We got rid of our TV a long time ago, so we’re mercifully being spared the TV political ad blitz. But now all the ugliness is spilling over onto facebook and the internet generally. In this orgy of mudslinging and misinformation it seems that there is just no safe place to be.
I can’t help but wonder how much good could be done in the world if all that passion and energy was spent doing good and building people up instead of inciting anger and tearing people down.
When I feel myself getting sucked into the fray, I like to think of this sentence from St. Paul’s letter to the Phillipians: “And now, dear brothers and sisters, one final thing. Fix your thoughts on what is true, and honorable, and right, and pure, and lovely, and admirable. Think about things that are excellent and worthy of praise.”
Still good advice.
Wendell Berry has some too:
Better than any argument is to rise at dawn and pick dew-wet red berries in a cup.
We’ve been blessed with a bumper crop of tomatoes so far this year. Of course we’re always at the mercy of nature and with drought and blight to deal with, it’s possible that our abundance will be short-lived.
But for now, we are feasting on delicious chemical free heirloom tomatoes.
So are our CSA members and so are our pigs and chickens.
And we are especially blessed by the ability to give away lots of tomatoes to our very poor and needy friends in downtown Danville. After our CSA drop off on the past two Mondays our interns and I delivered tomatoes to many of our neediest friends. Even after that, two Mondays ago we had so many left over that we were able to take the large box pictured above to God’s Storehouse, the local food bank. Last Monday, after delivering lots of them to our extremely poor friends, we left the rest with one of our formerly homeless friends, who handed out the rest to folks in his downtown neighborhood. And best of all, each of the past two Thursdays we gave away bags of tomatoes to folks who came for our Grace and Main supper downtown. We picked 196 pounds of tomatoes Thursday morning, used about 30 pounds for our CSA, and gave the rest away. We were also fortunate enough to have lots of cantaloupes to give away after supper and they were a big hit, especially with the kids.
It was great to be bring so much happiness, and so much delicious healthy goodness, to so many folks.
May it always be so.
Early mornings here never cease to wow me. May that never change.
I recently met a man who pastors a small church out here in the country. They have 20-30 folks who regularly attend, and most are elderly. There’s nothing exceptional about that. That describes a fairly typical rural church these days.

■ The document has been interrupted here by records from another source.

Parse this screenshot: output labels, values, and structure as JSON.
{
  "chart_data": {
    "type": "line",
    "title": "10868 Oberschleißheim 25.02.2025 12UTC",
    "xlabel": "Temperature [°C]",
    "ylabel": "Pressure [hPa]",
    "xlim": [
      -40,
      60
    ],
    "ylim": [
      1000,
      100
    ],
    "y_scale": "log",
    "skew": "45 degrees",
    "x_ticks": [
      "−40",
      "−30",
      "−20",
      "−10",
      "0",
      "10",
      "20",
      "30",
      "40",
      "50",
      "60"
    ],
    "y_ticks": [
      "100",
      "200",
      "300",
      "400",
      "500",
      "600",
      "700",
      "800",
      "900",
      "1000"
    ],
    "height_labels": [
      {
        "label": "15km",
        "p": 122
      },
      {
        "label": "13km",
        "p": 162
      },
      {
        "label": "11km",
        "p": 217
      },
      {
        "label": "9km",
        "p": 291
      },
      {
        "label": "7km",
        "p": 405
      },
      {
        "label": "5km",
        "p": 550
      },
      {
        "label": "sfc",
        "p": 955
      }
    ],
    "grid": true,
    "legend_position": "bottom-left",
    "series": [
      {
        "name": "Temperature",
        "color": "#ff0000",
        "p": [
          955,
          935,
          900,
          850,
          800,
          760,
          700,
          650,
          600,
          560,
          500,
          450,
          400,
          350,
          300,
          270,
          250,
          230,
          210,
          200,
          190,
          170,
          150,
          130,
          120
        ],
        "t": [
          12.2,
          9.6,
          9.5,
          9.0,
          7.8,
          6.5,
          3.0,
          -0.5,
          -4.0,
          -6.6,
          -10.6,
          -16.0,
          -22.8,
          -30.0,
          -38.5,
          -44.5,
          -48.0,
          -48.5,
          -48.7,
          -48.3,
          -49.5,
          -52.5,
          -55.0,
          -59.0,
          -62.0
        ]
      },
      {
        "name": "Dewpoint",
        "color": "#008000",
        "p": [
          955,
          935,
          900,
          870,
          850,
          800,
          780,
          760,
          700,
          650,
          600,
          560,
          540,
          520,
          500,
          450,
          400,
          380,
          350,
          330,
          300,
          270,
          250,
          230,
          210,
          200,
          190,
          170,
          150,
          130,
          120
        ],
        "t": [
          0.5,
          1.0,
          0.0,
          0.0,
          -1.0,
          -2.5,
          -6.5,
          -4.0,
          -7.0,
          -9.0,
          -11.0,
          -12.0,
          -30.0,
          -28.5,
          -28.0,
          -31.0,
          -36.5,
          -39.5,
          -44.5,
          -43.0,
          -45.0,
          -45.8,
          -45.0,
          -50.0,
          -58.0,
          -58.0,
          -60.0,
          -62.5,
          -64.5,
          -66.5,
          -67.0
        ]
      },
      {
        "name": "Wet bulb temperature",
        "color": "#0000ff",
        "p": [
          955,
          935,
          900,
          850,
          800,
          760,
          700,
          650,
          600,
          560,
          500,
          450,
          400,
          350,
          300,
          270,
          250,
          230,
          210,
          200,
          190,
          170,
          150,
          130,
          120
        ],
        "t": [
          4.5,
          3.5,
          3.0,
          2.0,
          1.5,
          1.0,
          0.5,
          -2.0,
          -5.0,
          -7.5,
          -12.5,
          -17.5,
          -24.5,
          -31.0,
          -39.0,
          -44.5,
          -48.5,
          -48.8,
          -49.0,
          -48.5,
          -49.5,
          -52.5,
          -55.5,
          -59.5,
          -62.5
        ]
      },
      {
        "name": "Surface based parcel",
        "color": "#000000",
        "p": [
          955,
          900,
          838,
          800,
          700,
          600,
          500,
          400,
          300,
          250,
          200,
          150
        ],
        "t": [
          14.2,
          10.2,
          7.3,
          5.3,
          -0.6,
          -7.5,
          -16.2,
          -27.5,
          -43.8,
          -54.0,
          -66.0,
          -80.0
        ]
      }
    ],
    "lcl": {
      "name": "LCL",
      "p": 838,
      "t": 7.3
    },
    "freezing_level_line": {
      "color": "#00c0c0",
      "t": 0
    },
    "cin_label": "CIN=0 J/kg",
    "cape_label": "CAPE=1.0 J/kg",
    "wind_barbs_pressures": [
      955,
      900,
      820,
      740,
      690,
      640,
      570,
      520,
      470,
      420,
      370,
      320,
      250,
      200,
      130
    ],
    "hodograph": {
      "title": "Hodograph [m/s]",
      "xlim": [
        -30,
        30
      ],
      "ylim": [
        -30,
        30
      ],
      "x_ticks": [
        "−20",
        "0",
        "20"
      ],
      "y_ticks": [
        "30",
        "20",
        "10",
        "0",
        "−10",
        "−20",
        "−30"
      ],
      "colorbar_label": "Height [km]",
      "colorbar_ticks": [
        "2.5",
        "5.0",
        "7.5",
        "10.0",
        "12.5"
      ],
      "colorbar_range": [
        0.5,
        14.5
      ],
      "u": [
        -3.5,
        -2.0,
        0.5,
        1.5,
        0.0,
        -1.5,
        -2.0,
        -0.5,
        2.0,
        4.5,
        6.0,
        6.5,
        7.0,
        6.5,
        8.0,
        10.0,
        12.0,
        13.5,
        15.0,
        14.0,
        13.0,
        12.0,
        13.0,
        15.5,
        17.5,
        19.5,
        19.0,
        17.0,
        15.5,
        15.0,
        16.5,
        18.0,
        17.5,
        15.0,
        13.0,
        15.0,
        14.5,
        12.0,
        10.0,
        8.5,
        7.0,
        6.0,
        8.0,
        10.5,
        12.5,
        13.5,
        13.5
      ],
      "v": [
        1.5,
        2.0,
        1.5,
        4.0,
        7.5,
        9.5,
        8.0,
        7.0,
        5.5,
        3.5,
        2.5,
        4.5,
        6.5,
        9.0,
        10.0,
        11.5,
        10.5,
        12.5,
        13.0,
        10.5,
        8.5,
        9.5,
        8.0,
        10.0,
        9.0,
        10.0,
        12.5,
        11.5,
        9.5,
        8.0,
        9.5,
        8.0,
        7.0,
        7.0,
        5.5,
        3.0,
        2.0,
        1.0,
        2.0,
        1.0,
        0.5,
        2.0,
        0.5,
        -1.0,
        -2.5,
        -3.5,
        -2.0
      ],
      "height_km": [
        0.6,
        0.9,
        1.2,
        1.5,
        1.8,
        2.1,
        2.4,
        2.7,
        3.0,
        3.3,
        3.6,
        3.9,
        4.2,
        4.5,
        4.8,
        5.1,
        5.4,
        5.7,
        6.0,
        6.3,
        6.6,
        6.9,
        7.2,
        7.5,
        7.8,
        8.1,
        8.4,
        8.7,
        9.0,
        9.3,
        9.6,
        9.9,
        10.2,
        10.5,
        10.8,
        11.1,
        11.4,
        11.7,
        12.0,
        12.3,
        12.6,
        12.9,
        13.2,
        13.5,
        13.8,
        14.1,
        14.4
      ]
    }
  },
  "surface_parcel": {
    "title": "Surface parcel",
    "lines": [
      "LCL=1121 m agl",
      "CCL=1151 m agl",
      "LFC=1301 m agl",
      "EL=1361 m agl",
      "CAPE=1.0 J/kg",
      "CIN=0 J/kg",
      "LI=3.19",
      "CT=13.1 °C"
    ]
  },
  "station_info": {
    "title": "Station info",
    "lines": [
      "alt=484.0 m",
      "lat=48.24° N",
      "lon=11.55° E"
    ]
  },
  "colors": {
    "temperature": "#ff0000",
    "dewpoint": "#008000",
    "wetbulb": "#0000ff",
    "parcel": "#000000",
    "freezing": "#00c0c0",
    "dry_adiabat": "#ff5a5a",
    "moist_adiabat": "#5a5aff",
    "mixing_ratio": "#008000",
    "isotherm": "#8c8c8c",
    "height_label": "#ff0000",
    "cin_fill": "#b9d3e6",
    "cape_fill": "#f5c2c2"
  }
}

But there is something exceptional about this congregation. A few years ago they felt a call to help the hungry and correctly recognized that they are blessed with a God-given resource that they should be using. So they plant an acre of potatoes every year, on the land of whoever in the church can spare an acre that year. The folks in the church get together a few days each year to plant and harvest the potatoes. When the potatoes are ready, the folks in the congregation get together and get them up. As a result, every year they donate thousands of pounds of potatoes to God’s Storehouse, our local foodbank.
What a pity this doesn’t happen more. God and nature offer us the opportunity to feed our hungry neighbors and almost all of us decline it.
We are blessed with some of the best land in the world for growing food. Yet the vast majority of it is never used. That is a real shame.
But for those folks who take a little time out of their lives to grow potatoes for the poor, I’m sure they have “Well done my good and faithful servants” in store for themselves someday.
There are so many pretty things around here that it becomes easy to take them for granted.
Like this moth.
Or these eggs.
Or the squash garden.
Or my view when I’m strolling home, after feeding the pigs.
Too many things to mention, but that’s a decent start.